Speaking at a wealth management conference for advisors, this proactive exec made two key points. First, the traditional mortgage business had evolved into the securities business, with lenders reselling loans as fast as they could buy them up. It had quietly become a cornerstone of the investment banks to package and sell mortgages as securities products such as CDOs, CMOs, CDOs RMBS, and the rest of the alphabet soup.
Then he got down to the problem: Rising interest rates and fears of impending mortgage defaults had caused the buyers of these mortgage-backed securities to stop buying, bringing the mortgage industry to a screeching halt.
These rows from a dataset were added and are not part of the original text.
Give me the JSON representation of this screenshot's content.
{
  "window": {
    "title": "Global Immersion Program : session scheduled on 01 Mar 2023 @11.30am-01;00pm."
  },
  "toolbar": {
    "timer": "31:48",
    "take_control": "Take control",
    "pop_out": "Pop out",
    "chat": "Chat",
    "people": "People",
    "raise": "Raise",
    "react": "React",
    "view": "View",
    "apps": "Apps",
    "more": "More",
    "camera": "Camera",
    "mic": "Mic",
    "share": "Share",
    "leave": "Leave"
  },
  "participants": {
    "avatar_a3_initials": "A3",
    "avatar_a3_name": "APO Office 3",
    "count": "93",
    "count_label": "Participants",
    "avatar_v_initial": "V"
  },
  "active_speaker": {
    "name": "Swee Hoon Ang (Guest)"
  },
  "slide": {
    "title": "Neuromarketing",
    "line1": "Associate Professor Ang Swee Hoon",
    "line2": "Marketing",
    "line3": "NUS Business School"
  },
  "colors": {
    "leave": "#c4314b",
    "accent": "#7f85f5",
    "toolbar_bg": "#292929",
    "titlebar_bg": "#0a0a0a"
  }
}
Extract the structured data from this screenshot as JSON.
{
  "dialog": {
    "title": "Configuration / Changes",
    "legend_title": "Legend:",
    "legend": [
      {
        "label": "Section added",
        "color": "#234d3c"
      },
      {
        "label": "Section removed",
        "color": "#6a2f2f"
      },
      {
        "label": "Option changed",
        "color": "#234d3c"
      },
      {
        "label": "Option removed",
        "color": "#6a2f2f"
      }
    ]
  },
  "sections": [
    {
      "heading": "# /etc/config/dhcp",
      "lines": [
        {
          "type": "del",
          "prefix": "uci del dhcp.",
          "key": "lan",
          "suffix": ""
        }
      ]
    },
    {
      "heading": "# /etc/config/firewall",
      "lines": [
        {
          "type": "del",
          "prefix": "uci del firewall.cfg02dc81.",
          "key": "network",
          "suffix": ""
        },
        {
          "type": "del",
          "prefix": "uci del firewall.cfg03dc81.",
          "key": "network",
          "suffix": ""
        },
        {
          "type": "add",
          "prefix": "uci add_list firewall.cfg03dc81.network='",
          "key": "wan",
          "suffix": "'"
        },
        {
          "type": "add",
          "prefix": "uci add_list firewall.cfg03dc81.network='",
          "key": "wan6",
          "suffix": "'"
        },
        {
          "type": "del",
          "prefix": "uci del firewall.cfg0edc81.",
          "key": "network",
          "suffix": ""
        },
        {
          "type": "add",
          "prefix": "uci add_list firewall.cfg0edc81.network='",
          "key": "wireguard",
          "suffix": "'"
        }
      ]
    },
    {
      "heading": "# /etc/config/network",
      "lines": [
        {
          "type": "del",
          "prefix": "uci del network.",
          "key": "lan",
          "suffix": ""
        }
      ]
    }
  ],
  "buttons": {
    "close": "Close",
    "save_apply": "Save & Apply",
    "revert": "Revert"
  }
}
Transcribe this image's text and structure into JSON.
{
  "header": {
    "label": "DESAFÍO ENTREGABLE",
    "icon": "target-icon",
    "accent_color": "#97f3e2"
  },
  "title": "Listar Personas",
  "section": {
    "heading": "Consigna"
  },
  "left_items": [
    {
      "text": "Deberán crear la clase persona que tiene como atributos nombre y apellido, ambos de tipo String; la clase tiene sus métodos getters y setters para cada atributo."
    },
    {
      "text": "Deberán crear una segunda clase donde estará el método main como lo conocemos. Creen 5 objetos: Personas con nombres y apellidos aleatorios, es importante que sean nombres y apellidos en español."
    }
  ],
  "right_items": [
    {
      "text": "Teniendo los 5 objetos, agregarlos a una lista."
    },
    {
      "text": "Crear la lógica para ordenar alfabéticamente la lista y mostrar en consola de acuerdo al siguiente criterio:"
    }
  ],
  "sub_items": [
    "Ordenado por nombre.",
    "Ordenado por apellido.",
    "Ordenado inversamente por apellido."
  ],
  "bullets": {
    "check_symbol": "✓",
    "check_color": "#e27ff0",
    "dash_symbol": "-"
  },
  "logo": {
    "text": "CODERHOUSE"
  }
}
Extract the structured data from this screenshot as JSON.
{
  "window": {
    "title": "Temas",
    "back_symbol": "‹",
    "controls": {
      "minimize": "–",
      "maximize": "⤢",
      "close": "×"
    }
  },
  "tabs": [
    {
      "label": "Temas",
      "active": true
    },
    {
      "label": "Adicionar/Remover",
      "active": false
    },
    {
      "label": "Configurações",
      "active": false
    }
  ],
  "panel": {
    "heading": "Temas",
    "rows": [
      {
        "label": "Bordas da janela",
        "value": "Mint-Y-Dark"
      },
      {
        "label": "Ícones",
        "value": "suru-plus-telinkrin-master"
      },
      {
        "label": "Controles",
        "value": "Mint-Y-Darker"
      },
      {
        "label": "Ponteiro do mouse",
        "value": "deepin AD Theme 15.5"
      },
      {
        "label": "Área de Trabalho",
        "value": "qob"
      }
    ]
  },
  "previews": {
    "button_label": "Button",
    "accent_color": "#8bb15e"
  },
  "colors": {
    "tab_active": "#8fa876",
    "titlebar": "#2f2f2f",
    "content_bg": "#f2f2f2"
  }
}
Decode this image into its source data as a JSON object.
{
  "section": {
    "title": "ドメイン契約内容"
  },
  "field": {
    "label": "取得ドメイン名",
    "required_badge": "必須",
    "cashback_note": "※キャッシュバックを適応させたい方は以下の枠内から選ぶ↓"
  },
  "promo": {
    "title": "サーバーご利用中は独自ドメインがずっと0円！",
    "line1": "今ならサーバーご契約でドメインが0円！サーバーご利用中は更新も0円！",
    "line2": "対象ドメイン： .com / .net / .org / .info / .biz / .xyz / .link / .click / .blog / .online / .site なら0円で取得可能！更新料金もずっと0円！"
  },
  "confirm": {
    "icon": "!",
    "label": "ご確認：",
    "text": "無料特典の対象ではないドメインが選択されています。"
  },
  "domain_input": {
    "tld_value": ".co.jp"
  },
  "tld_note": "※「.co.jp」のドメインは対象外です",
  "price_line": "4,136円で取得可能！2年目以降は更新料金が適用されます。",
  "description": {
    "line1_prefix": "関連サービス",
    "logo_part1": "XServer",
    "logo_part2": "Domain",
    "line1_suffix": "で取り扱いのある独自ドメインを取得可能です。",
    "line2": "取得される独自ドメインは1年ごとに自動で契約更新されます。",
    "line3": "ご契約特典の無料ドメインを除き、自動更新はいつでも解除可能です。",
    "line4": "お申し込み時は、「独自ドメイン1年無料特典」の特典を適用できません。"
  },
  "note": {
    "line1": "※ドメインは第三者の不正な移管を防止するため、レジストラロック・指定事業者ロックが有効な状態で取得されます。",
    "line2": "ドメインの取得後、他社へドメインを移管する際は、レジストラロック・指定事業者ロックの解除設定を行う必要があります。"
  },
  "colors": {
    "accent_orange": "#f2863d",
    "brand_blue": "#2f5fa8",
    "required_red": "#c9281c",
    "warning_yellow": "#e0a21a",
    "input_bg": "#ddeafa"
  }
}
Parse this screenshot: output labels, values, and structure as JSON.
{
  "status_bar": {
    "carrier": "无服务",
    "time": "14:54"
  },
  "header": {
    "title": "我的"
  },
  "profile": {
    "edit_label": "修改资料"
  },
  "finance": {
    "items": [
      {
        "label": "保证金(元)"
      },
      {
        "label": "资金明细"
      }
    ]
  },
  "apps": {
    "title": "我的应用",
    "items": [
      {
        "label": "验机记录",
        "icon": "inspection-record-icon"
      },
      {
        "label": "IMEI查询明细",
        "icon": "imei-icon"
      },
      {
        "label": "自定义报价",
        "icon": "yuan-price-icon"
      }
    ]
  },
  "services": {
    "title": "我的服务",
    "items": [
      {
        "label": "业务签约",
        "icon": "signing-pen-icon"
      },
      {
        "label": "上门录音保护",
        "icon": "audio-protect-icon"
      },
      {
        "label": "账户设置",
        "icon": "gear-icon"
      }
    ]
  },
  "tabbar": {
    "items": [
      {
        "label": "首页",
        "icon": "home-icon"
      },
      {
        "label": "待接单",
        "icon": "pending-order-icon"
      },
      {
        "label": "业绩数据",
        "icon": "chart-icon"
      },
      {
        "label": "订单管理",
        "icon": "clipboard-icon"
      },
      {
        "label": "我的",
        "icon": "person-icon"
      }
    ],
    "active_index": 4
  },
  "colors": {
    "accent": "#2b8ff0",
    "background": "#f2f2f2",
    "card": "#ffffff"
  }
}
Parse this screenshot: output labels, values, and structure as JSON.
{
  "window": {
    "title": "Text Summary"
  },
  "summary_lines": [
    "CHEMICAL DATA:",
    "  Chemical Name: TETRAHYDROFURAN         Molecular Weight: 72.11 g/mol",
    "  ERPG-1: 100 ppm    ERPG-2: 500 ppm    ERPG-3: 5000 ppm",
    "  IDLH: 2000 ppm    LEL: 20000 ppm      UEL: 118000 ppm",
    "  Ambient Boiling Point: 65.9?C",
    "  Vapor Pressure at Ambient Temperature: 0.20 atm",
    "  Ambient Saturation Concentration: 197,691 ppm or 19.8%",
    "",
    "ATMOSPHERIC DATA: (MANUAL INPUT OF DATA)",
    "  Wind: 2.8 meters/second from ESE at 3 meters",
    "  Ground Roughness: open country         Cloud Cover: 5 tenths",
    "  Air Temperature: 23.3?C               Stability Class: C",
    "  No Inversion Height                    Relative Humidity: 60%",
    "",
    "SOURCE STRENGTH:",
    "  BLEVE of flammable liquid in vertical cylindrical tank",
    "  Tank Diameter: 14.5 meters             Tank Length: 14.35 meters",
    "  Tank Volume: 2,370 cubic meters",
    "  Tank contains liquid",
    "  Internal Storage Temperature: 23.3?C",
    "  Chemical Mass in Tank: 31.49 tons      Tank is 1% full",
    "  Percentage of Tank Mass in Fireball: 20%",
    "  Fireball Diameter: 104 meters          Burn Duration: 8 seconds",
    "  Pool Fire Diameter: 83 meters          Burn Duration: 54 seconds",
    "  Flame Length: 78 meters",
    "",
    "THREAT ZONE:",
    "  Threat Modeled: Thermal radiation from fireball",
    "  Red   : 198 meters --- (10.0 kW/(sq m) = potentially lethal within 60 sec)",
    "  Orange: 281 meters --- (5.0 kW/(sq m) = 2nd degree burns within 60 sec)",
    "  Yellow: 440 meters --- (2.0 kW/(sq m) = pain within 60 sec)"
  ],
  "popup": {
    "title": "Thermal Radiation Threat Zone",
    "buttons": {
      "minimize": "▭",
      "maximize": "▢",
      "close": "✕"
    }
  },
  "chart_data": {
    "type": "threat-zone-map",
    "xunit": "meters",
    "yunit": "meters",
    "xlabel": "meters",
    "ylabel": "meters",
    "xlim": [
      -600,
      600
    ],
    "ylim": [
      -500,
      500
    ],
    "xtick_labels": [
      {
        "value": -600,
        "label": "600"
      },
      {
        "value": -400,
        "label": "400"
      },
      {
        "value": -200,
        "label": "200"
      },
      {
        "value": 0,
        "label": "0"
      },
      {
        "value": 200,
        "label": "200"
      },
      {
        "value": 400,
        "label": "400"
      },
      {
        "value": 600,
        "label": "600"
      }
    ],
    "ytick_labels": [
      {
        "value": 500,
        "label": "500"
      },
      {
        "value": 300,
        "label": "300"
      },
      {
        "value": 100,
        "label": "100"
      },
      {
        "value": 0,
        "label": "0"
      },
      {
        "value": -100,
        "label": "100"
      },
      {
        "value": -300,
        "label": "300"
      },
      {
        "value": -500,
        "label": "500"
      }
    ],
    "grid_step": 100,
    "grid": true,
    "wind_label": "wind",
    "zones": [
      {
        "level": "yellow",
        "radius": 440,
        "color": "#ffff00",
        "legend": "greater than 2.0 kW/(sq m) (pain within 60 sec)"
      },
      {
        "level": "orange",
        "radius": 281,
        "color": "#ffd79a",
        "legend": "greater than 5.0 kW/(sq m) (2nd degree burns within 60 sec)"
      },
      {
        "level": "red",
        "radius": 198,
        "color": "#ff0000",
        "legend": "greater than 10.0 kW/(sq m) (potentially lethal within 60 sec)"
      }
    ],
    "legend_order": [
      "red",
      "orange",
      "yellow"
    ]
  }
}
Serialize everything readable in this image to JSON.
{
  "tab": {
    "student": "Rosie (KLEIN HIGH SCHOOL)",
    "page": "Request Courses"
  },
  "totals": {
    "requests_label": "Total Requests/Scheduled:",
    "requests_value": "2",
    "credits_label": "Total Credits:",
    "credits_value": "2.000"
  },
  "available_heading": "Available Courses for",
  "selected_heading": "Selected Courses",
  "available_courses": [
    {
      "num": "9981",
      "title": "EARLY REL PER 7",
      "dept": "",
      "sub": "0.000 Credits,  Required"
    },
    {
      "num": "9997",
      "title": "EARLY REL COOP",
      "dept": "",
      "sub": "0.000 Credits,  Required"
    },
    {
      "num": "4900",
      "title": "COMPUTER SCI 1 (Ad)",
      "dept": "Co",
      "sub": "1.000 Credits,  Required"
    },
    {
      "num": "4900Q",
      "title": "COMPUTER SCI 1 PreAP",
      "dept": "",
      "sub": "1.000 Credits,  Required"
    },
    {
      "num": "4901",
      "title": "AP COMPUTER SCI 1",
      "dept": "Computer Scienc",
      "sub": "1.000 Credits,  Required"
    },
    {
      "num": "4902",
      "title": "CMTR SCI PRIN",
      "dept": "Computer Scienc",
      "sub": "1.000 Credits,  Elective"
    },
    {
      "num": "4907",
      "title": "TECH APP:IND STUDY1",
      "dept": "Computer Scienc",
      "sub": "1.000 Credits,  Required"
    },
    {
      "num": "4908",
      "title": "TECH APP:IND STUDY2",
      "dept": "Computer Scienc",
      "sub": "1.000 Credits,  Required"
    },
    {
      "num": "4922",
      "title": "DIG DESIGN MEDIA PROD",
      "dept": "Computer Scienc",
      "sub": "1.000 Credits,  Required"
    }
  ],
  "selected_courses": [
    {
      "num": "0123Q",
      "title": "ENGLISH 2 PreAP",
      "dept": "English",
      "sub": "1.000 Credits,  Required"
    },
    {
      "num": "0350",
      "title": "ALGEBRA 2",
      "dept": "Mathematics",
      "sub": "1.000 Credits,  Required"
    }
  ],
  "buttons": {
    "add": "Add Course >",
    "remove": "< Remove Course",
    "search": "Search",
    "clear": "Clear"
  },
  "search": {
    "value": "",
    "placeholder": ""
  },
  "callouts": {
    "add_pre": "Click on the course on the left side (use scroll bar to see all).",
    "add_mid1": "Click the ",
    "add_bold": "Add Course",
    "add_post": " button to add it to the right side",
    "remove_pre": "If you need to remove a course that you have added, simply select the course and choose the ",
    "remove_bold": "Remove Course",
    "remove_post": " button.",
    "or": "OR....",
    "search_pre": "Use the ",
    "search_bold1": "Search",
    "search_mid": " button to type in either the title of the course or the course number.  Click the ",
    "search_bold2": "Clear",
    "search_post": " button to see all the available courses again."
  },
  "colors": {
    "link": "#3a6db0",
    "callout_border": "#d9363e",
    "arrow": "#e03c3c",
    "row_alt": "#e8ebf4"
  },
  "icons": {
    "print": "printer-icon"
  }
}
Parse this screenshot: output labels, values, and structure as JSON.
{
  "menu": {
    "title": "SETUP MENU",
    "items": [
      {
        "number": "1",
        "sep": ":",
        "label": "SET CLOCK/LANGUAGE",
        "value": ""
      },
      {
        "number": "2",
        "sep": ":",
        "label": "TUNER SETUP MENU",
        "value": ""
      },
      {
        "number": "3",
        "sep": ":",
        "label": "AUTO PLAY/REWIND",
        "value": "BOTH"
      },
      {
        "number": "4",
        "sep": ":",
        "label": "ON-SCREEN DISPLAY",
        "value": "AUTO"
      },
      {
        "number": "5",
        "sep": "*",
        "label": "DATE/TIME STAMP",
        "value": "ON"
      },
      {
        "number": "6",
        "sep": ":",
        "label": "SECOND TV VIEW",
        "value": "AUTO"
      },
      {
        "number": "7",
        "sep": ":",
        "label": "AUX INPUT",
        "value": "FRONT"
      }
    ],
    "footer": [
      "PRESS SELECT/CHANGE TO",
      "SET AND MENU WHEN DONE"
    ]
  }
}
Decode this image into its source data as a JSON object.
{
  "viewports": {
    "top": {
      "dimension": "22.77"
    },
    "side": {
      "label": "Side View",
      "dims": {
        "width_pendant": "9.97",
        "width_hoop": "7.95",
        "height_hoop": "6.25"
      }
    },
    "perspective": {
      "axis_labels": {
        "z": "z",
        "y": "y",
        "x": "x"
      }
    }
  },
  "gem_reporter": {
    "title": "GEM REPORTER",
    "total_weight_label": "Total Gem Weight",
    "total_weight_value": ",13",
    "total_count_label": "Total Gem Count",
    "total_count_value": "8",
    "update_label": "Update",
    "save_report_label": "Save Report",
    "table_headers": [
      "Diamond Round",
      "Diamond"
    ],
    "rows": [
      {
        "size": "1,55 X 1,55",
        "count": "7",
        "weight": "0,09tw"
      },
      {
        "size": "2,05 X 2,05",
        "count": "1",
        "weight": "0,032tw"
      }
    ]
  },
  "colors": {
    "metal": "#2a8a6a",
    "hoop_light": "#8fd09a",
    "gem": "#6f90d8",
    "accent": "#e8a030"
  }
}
His prediction: Unless the federal government–the Bush Administration and the Congress, together–took action similar to the 1930s’ Home Owner’s Loan Corporation (the New Deal entity that guaranteed defaulting borrowers and forestalled massive foreclosures), we’d face another Depression-Era meltdown on Wall Street.
Pretty good call, huh? If only I’d have paid a little more attention…But I figured that as a longtime financial services industry leader, he was a little too close to the whole subprime thing, and besides, how big could the mortgage securities market be anyway? Topple Wall Street? Get real. So it was brilliant thinking like that which led to my not acting on the executive’s prescient prediction, not getting out in front of this subprime disaster, and blowing what was undoubtedly my one chance at a Pulitzer Prize.
Ignore at Our Peril
Of course, I wasn’t the only one who ignored this insider’s sage advice: The Bush Administration and Congress come to mind. At the time of this writing, Congressional leaders and the Administration led by Treasury Secretary Henry Paulson and the Fed chair Ben Bernanke are mired in political squabbling about how best to structure a bailout package similar to the one Thornburg suggested a year ago. Although, by waiting that year, they’ve allowed Fannie Mae, Freddie Mac, Lehman Bros., Merrill Lynch, AIG, Morgan Stanley, and Goldman Sachs, among other firms, to require a bailing out, or a buying out, at a cost of additional billions of dollars. (As Senator Everett Dirksen of Illinois is reported to have said: “A billion here, a billion there; pretty soon it adds up to real money.”)
By the time you read this, hopefully the luminaries in Washington will have crafted their response. To help you and me sort out how effective this “solution” is likely to be, I’ve been trying to uncover what happened in the first place. That is, I’m looking to dig deeper than the predictable drivel we’ve gotten from the news media: greedy CEOs, underhanded mortgage brokers forcing money on unsuspecting dupes who couldn’t possibly afford those new homes, and as one economically challenged commentator succinctly captured the typical coverage recently: “There had to be some laws broken somewhere.”
Rather than cast about for someone to blame, however, it seems we’d all be better served by trying to understand what really happened so we’d have a fighting chance of fixing it now, and perhaps of seeing it coming and being able to head it off the next time. To that end, I’m puzzled about three aspects of this mess: Why did the folks actually lending the money think these loans were a good idea? How did default rates–which only recently reached 6%–topple, not only the entire mortgage market, but nearly the entire financial system? Finally, why did the investment banks–with their long, long history of schlepping bad investments to the unwary public and not-so-savvy institutions–get caught holding their own empty bag this time?
While the answers to each of these questions can be as complex as you’d like to make them, the short answer to all of them is you: the independent financial advisor. The subprime melt down is the result of Wall Street’s latest attempt to come to grips with the dramatic changes in the financial industry brought about in large part by the independent advisory movement. Unfortunately, it undoubtedly won’t be the last of such boondoggles.
The Wall Street Hijacking
To help me get to the bottom of all this, I talked to Tom Sowanick, chief investment officer at the $20 billion independent financial services firm Clearbrook Financial in Princeton, New Jersey, and the former head of Merrill Lynch’s Global Wealth Management Strategy group. Much of Sowanick’s 29 years in financial services was spent at Merrill, where he gained intimate knowledge of how Wall Street and the investment banks work. Based on that perspective, he offered some penetrating insights into the subprime meltdown and why this time, it truly was different, with the investment banks getting caught with their own pants down.
Sowanick’s first observation is that the current crisis isn’t so much a mortgage problem as it is a Wall Street crisis. Again, with default rates at 6% and foreclosures much less than that, we’re a long way from the magnitude of the Great Depression. So, while there were certainly some bad loans written, that problem isn’t bad enough to shake the whole financial system to its foundations.